Apache Mahout Performance Issues

With the gracious help of the Mahout community via its mailing list, we have found a solution to my problem. All of the code related to the solution was committed into Mahout 0.6. More details can be found in the corresponding JIRA ticket.

Using VisualVM I found that the performance bottleneck was in the computation of item-item similarities. This was addressed by @Sean using a very simple but effective fix (see the SVN commit for more details)

Additionally, we have discussed how to improve the SamplingCandidateItemsStrategy to allow finer control over the sampling rate.

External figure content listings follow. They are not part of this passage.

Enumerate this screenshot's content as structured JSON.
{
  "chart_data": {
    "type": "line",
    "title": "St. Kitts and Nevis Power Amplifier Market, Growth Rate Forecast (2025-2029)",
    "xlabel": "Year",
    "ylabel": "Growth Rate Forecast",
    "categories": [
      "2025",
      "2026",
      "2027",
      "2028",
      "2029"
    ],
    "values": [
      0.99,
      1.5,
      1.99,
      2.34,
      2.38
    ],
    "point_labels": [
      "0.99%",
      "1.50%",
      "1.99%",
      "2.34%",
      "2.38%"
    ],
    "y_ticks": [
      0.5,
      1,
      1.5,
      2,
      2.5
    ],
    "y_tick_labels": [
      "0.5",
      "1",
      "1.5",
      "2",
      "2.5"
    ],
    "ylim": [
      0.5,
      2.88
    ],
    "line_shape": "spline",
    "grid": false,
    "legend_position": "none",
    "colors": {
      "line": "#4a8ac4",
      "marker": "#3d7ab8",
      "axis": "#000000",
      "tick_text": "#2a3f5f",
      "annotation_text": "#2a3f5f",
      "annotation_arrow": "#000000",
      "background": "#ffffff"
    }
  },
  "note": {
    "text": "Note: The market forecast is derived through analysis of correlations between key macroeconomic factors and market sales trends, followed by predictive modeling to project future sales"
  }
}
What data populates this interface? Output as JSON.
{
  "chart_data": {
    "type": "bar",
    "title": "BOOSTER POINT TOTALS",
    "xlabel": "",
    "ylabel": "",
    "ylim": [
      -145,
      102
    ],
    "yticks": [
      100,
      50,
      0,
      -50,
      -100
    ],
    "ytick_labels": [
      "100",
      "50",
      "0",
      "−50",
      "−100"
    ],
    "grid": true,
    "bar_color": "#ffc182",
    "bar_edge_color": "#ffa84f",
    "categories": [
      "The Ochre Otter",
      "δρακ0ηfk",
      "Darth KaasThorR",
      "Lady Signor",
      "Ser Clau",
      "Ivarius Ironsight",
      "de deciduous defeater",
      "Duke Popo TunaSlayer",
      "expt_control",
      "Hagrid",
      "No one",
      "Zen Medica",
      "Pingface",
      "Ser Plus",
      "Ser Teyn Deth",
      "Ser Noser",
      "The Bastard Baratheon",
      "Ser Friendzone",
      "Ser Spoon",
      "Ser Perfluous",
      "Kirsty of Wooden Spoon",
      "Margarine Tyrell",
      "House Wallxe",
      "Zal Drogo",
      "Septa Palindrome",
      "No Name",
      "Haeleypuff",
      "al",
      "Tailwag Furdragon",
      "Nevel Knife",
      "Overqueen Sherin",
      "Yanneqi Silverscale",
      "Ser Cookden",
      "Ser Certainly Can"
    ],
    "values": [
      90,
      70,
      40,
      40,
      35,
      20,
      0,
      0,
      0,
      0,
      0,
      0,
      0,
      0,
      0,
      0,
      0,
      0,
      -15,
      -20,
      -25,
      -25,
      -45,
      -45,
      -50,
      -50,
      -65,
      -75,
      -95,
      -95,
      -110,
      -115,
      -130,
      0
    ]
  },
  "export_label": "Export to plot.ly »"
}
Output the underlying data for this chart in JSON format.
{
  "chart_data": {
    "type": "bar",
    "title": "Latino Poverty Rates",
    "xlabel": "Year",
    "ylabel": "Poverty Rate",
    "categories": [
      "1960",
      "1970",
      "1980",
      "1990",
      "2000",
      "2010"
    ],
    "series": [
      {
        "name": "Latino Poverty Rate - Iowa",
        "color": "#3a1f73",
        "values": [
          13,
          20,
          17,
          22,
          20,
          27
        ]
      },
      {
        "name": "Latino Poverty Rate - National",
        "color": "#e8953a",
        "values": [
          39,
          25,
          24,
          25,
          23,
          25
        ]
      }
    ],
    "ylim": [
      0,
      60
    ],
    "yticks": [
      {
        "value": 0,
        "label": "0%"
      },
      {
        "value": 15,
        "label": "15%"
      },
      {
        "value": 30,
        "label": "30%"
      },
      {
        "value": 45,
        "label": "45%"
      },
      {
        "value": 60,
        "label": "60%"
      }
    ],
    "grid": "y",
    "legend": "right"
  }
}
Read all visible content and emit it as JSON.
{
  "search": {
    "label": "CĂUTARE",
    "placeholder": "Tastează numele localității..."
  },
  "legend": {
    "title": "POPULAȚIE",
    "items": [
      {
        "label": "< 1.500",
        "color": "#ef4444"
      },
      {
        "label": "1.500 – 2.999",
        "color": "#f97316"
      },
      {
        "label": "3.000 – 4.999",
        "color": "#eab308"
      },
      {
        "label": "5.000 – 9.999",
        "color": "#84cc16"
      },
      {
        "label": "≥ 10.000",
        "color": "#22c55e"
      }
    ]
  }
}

Finally, I did some testing with my application with the aforementioned fixes. All the recommendations took less than 1.5 seconds with the overwhelming majority taking less than 500ms. Mahout could easily handle 100 recommendations per second (I did not try to stress it more than that).


Small suggestion: your last snippet should use GenericBooleanPrefItemBasedRecommender.

For your data set, the item-based algorithm should be best.

This sounds a little slow, and minutes is way too long. The culprit is lumpy data; time can scale with the number of ratings a user has provided.

Look at SamplingCandidateItemsStrategy. This will let you limit the amount of work done in this regard by sampling in the face of particularly dense data. You can plug this in to GenericBooleanPrefItemBasedRecommender instead of using the default. I think this will give you a lever to increase speed and also make response time more predictable.